5. Clumped isotopes (D47) were measured in a set of ancient speleothems from Soreq Cave covering in details the last two glacial terminations. These data were preliminary results in the proposed project but has been re-interpreted as temperature using a D47 thermometer calibration that is based of speleothem analog experiments that were performed previously by the PI. This thermometer was revised within this project to account for recent modifications in the calculations of D47. Results suggested that the speleothem analog thermometer fits well the D47 data of modern speleothems in Soreq cave and allowed a good estimate of glacial-interglacial temperature difference.
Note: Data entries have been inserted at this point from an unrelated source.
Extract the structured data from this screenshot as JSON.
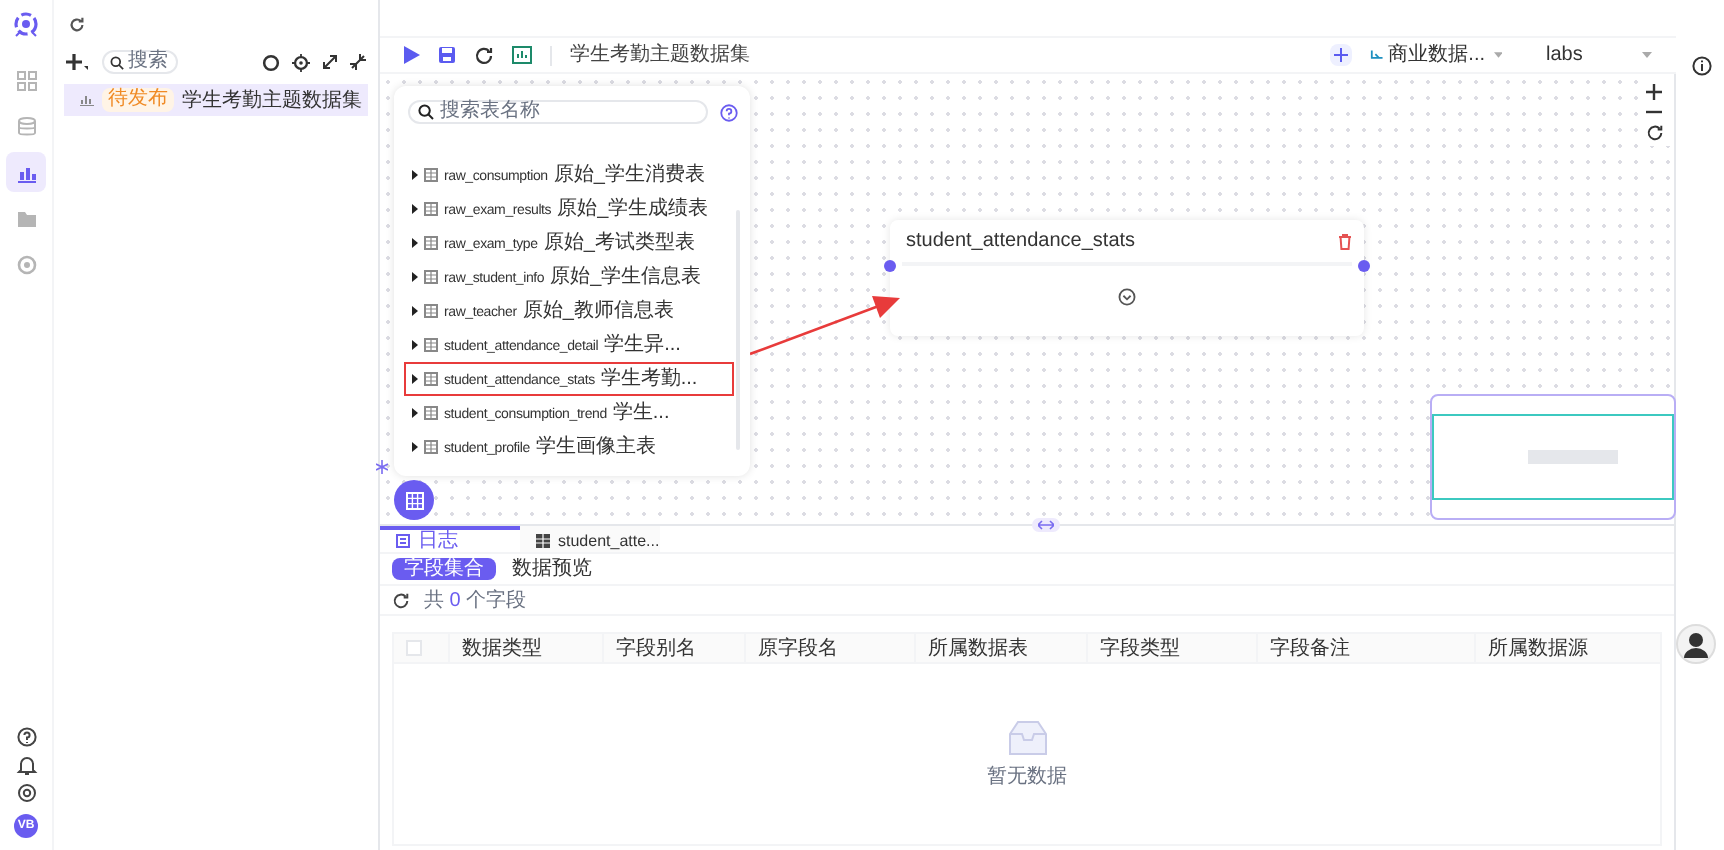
{
  "rail": {
    "items": [
      {
        "kind": "apps",
        "selected": false
      },
      {
        "kind": "database",
        "selected": false
      },
      {
        "kind": "chart",
        "selected": true
      },
      {
        "kind": "folder",
        "selected": false
      },
      {
        "kind": "settings",
        "selected": false
      }
    ],
    "bottom_items": [
      {
        "kind": "help"
      },
      {
        "kind": "bell"
      },
      {
        "kind": "gear"
      }
    ],
    "avatar_initials": "VB"
  },
  "left_panel": {
    "search_placeholder": "搜索",
    "items": [
      {
        "badge": "待发布",
        "label": "学生考勤主题数据集",
        "selected": true
      }
    ]
  },
  "toolbar": {
    "title": "学生考勤主题数据集",
    "datasource": "商业数据...",
    "workspace": "labs"
  },
  "table_list": {
    "search_placeholder": "搜索表名称",
    "tables": [
      {
        "name": "raw_consumption",
        "comment": "原始_学生消费表",
        "highlighted": false
      },
      {
        "name": "raw_exam_results",
        "comment": "原始_学生成绩表",
        "highlighted": false
      },
      {
        "name": "raw_exam_type",
        "comment": "原始_考试类型表",
        "highlighted": false
      },
      {
        "name": "raw_student_info",
        "comment": "原始_学生信息表",
        "highlighted": false
      },
      {
        "name": "raw_teacher",
        "comment": "原始_教师信息表",
        "highlighted": false
      },
      {
        "name": "student_attendance_detail",
        "comment": "学生异...",
        "highlighted": false
      },
      {
        "name": "student_attendance_stats",
        "comment": "学生考勤...",
        "highlighted": true
      },
      {
        "name": "student_consumption_trend",
        "comment": "学生...",
        "highlighted": false
      },
      {
        "name": "student_profile",
        "comment": "学生画像主表",
        "highlighted": false
      }
    ]
  },
  "node": {
    "title": "student_attendance_stats"
  },
  "bottom_panel": {
    "tabs": [
      {
        "label": "日志",
        "kind": "log",
        "selected": true
      },
      {
        "label": "student_atte...",
        "kind": "table",
        "selected": false
      }
    ],
    "subtabs": [
      {
        "label": "字段集合",
        "selected": true
      },
      {
        "label": "数据预览",
        "selected": false
      }
    ],
    "count_prefix": "共",
    "count": "0",
    "count_suffix": "个字段",
    "select_all_checked": false,
    "columns": [
      "数据类型",
      "字段别名",
      "原字段名",
      "所属数据表",
      "字段类型",
      "字段备注",
      "所属数据源"
    ],
    "empty_text": "暂无数据"
  }
}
The newly derived temperatures also enables the reconstruction of d18O in rainfall over the glacial-interglacial transition. This was performed by the PI and published as Matthews et al. (2021) in the journal QSR.
6. Within the current reporting period measurements of D17O in ancient speleothems from Soreq cave (the same samples as measured in #5 for clumped isotopes) has been done. This work was performed by a student.
7. Within the current reporting period measurements of D17O in calcite deposits from Devils Hole has been done. This work was done by a student.
D17O in CaCO3 is a new isotopic tracer. As a result, all our results are beyond the state of the art. The calibration of standards enable inter-laboratory comparison of data and open the way for growth of the community of scientists measuring D17O in carbonates. 17O fractionation between water and CaCO3 is now characterized in several ways, enabling the use of CaCO3 as archives for D17O in paleo-water. Our observation that this fractionation in speleothems is consistent with other CaCO3 systems is surprising, but facilitates future use of speleothems as archives for rainfall D17O. It also makes some of the experiments originally planned in this project unnecessary. We therefore focus instead on understanding rainfall D17O, where the results were more complex than anticipated. Together these will enable the understanding of D17O in paleo-rainfall, on which we will continue working on until the end of the project.